Interagency Intelligence Memorandum, US Director of Central Intelligence, NI IIM 79-10028, 'The 22 September 1979 Event' [2004 Release]

This study begins, as the National Security Council requested, by assuming that the September 22, 1979 Vela event was a nuclear detonation. It discusses the possibility that the detonation could have occurred due to an accident, and noted the Defense Intelligence Agency’s suggestion that the Soviet Union might have had reasons to conduct a covert test in violation of its treaty commitments. But most of the study is concerned with other possibilities to explain the incident – a secret test by South Africa or Israel, or India, or Pakistan, or a secret joint test by South Africa and Israel. The 2004 version, in some instances, contains more information through page 10 than the 2013 version.

December 1979

Interagency Intelligence Memorandum, US Director of Central Intelligence, NI IIM 79-10028, 'The 22 September 1979 Event' [2013 Release]

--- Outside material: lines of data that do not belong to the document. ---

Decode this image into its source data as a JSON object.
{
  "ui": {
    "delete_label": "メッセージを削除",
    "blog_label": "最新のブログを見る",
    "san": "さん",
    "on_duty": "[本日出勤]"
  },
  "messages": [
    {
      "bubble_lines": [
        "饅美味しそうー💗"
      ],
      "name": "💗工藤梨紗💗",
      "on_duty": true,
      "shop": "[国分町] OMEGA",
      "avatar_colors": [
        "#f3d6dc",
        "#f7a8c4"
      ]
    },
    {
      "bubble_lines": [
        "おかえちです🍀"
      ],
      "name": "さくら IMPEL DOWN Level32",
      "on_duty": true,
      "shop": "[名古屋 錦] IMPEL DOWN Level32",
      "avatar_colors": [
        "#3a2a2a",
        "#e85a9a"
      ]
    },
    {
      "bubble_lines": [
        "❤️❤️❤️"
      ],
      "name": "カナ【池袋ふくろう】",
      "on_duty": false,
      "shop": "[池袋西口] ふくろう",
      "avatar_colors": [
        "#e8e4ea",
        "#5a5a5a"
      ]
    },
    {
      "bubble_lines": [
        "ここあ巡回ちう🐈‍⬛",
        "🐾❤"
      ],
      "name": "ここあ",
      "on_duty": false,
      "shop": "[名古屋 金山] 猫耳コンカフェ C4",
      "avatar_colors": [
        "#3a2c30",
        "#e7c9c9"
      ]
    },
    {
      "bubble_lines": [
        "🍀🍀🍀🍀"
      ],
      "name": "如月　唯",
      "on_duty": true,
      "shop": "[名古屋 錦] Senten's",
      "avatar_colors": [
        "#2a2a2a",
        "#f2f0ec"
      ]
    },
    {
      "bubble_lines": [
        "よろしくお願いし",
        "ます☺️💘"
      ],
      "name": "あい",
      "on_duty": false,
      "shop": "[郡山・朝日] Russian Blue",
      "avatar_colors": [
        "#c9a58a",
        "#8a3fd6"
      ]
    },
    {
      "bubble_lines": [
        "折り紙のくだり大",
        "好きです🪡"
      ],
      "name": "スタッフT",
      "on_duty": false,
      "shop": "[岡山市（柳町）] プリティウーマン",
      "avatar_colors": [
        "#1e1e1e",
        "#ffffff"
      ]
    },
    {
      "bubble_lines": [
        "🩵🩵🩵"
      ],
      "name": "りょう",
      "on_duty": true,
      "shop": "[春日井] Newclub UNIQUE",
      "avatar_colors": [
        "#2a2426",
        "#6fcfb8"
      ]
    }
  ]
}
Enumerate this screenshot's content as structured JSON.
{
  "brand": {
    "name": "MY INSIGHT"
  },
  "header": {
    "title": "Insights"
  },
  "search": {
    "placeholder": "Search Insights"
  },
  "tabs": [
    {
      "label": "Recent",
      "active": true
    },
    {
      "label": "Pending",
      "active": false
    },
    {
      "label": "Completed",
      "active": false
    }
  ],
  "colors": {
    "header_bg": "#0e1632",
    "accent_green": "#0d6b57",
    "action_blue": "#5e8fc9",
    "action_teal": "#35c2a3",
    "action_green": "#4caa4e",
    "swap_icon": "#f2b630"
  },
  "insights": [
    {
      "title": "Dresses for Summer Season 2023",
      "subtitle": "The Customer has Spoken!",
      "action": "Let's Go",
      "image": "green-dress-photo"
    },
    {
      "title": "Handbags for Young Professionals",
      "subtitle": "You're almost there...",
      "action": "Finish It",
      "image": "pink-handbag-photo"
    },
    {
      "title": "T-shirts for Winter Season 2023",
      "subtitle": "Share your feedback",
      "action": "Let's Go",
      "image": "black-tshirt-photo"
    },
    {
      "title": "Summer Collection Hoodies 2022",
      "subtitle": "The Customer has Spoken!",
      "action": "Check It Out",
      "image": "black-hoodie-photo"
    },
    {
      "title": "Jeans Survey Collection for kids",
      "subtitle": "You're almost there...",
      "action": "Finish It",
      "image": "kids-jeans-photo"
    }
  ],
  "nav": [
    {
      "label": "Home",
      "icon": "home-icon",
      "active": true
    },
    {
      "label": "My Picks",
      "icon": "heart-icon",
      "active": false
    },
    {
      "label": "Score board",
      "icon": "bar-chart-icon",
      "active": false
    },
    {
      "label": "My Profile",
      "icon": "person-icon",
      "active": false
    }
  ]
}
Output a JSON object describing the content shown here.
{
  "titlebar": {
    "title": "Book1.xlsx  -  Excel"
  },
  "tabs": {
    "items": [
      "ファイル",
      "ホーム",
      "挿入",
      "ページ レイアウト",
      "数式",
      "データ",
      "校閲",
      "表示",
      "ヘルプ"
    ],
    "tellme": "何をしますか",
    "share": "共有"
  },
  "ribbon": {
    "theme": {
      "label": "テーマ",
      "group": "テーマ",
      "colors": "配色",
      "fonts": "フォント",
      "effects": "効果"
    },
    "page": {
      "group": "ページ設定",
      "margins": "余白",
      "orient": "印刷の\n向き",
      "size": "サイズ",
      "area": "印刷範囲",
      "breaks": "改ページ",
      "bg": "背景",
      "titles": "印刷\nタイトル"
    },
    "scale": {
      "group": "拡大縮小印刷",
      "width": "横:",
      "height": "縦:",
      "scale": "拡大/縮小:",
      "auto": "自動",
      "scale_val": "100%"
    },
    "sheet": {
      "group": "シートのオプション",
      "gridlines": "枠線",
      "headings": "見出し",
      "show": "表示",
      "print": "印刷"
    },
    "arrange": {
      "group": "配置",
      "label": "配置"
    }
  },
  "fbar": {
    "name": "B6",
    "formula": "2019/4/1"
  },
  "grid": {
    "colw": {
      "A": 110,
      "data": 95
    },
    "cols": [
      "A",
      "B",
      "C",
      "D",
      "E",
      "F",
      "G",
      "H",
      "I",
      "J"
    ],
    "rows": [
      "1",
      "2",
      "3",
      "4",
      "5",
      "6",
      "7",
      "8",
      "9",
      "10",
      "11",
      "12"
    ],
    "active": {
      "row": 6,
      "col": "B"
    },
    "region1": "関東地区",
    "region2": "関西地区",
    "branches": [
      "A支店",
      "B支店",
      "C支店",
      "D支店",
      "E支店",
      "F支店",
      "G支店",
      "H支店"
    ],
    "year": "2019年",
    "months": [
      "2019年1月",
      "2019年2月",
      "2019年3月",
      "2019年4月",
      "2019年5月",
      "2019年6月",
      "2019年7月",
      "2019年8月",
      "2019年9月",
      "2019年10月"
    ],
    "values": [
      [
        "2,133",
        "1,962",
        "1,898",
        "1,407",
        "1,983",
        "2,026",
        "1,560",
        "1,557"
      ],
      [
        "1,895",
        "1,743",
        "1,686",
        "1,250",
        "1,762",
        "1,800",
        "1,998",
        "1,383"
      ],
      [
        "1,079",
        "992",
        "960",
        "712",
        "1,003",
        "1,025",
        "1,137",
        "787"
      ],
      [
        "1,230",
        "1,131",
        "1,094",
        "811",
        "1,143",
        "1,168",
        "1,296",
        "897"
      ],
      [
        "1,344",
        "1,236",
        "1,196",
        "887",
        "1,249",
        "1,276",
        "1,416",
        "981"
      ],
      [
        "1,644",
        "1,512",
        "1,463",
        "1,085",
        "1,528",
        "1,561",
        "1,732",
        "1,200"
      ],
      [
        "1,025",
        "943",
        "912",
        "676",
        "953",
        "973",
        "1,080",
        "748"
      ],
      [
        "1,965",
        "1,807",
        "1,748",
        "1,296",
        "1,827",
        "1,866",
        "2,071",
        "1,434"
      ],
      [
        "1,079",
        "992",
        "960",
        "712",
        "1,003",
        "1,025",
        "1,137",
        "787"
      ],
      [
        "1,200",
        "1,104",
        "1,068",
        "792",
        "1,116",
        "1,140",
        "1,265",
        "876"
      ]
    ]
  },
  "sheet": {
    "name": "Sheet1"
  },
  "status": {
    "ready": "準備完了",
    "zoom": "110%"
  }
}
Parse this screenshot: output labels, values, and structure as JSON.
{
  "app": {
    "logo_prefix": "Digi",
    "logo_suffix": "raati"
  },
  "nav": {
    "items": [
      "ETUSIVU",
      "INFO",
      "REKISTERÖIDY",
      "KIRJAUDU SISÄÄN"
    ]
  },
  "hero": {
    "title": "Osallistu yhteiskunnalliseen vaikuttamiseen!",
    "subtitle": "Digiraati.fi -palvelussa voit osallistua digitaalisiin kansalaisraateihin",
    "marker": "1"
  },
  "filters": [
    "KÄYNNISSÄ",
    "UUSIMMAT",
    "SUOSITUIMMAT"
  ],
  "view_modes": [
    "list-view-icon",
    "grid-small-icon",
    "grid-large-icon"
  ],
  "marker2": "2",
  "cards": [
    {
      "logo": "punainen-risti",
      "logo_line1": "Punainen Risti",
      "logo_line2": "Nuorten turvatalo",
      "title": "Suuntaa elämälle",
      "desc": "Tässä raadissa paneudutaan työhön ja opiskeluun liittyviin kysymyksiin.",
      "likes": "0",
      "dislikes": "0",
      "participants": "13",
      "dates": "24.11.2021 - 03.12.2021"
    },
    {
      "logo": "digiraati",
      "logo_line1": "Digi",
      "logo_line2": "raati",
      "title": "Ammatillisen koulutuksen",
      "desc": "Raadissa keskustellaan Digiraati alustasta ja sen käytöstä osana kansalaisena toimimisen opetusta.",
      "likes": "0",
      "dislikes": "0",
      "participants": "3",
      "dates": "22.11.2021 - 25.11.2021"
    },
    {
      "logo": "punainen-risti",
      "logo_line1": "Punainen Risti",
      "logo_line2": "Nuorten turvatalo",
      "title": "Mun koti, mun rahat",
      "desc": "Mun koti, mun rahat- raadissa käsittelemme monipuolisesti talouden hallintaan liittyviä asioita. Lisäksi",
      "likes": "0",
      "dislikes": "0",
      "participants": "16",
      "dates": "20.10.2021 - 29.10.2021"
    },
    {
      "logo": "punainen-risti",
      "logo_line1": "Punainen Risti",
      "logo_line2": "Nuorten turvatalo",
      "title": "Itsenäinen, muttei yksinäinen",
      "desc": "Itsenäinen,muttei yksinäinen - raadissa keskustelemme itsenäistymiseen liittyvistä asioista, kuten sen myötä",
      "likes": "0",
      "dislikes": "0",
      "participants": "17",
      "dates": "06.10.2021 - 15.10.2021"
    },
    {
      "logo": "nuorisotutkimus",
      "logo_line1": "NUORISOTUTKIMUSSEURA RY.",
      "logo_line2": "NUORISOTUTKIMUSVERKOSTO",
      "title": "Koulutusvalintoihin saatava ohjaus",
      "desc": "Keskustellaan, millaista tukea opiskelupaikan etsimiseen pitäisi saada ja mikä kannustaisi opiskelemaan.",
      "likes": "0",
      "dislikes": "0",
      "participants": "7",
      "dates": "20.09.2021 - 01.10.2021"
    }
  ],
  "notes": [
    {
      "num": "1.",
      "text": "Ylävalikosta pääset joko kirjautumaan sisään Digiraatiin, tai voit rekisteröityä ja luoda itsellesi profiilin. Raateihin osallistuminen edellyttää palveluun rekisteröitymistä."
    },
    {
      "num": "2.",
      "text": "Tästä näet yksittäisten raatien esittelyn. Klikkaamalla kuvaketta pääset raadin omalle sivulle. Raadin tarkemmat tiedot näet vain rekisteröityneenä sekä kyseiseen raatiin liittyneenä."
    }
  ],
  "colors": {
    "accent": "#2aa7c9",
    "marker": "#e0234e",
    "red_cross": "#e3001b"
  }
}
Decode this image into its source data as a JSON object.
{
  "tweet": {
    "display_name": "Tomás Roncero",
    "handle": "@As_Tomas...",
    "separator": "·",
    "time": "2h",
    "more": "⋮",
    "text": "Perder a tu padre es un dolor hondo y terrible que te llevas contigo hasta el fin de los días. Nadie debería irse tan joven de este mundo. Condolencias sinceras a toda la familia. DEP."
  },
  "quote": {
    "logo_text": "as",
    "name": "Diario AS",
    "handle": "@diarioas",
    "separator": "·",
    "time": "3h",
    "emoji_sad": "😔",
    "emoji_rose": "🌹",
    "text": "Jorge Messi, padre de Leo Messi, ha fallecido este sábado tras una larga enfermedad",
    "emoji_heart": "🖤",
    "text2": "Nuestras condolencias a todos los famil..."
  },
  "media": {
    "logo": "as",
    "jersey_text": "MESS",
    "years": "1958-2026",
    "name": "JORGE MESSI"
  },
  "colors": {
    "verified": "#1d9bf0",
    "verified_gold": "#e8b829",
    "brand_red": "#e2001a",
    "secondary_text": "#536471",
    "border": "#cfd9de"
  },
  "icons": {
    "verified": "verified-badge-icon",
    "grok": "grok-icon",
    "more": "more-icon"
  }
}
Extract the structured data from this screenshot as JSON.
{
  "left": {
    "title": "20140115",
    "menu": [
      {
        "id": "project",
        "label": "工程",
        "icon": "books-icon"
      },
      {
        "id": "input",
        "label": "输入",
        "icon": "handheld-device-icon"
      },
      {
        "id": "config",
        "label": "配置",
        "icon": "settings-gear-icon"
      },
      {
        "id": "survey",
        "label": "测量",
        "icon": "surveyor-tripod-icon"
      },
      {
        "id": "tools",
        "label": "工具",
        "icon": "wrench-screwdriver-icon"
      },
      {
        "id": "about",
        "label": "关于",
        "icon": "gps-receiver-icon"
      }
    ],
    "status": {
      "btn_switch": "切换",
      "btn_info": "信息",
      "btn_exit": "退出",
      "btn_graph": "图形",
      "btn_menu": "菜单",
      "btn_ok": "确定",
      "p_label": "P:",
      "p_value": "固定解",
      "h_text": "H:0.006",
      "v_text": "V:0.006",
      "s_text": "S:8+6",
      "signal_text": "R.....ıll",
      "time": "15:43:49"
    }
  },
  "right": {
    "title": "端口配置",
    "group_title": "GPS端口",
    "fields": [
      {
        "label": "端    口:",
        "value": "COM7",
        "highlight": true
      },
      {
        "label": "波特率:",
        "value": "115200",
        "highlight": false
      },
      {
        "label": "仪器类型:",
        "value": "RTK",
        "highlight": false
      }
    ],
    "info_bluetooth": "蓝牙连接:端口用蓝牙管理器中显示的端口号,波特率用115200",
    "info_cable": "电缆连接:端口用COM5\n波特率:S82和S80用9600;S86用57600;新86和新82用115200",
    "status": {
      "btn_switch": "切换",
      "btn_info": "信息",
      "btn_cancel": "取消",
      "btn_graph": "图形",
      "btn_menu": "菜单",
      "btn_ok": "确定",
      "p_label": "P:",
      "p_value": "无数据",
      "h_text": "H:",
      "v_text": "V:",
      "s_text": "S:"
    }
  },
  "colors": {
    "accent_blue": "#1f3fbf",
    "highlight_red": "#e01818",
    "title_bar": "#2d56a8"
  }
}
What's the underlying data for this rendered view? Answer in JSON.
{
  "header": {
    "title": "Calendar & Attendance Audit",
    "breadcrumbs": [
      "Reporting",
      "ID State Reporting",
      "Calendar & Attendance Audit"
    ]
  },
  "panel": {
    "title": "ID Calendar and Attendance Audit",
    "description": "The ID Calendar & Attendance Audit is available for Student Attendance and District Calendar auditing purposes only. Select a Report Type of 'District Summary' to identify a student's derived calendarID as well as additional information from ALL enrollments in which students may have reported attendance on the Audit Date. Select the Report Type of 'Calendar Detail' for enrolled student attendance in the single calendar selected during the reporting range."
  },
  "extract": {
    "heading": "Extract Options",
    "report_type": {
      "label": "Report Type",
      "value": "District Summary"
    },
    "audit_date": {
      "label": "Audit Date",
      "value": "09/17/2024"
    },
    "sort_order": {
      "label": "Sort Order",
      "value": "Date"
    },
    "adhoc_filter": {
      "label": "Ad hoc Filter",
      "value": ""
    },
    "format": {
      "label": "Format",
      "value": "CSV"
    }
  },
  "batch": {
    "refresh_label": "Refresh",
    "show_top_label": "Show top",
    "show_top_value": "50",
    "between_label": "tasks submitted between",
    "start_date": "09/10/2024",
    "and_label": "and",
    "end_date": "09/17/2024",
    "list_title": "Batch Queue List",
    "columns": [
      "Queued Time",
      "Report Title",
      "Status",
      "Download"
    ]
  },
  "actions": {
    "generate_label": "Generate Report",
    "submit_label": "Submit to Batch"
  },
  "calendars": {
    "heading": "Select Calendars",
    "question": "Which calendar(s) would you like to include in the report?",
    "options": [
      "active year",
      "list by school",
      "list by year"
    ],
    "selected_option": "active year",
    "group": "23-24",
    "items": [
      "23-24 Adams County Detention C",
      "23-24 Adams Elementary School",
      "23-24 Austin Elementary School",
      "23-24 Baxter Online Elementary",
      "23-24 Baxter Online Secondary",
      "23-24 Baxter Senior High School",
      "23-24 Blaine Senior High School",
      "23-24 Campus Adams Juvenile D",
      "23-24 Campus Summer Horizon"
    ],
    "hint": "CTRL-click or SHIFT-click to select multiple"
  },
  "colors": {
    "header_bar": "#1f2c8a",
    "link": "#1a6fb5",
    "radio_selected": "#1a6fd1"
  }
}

This study begins, as the National Security Council requested, by assuming that the September 22, 1979 Vela event was a nuclear detonation. It discusses the possibility that the detonation could have occurred due to an accident, and noted the Defense Intelligence Agency’s suggestion that the Soviet Union might have had reasons to conduct a covert test in violation of its treaty commitments. But most of the study is concerned with other possibilities to explain the incident – a secret test by South Africa or Israel, or India, or Pakistan, or a secret joint test by South Africa and Israel. The 2013 release (which is currently under appeal) includes some information from a “Secret Test by Others” (Pakistan, India) and the map on page 12 that had not been released before.

June 1978

Lawrence Livermore National Laboratory, Special Projects Division, 'Proliferation Group Quarterly Report, January – March 1978'

This issue includes an extract from a recent study on Pakistan and two highly technical articles relating to on-going research to identify the signatures of high explosives used for the implosion method of nuclear detonation. It also includes a report that utilized open literature and classified intelligence, including two satellite photographs, the purpose of the article is to illuminate how the South African Government intended to use the site, down to the depth and thickness of the bore holes.

July 1978

Interagency Intelligence Memorandum, US Director of Central Intelligence, 'South Africa’s Nuclear Options and Decisionmaking Structure'

Memo reports that during the period the Carter administration was putting pressure on South Africa to avoid the nuclear weapons route, but the analysts suggested that even if the South Africans signed the NPT and accepted IEAE safeguards they would continue to pursue a “covert program.”

September 1977

Report, Lawrence Livermore National Laboratory, Special Projects Division, 'South Africa: Motivations and Capabilities for Nuclear Proliferation'

This report for the Energy Research and Development Administration (ERDA) pointed to downsides of US and international pressures against pariah or otherwise beleaguered states such as South Africa and Israel and against would-be nuclear proliferants. They might cooperate to advance their goals.

October 5, 1984

National Intelligence Estimate, NIE 73/5-84, 'Trends in South Africa’s Nuclear Security Policies and Programs'

Seeking “constructive engagement” with the apartheid regime, the Reagan administration wanted the South Africans to keep a lid on their nuclear weapons program. The NIE’s top-secret status was compatible with one of the elements of the 1984 estimate: that any revelations that broke the regime’s “calculated ambiguity” about its nuclear status would put Washington in an “awkward position” by “fir[ing] the drive” for the sanctions and disinvestment campaigns which the administration was trying to avoid. Analyzing the motives for the nuclear program, the CIA found it “irrelevant” to any threat that the regime was likely to face.A key issue was whether South Africa had a nuclear arsenal. On that problem, the NIE dovetailed with the view taken by NIE-4-82: South Africa “probably has the capability to produce nuclear weapons on short notice.” That was accurate, but U.S. intelligence may not have known that the regime’s leaders had already decided to build a stockpile of 7 weapons, with six weapons assembled during the 1980s.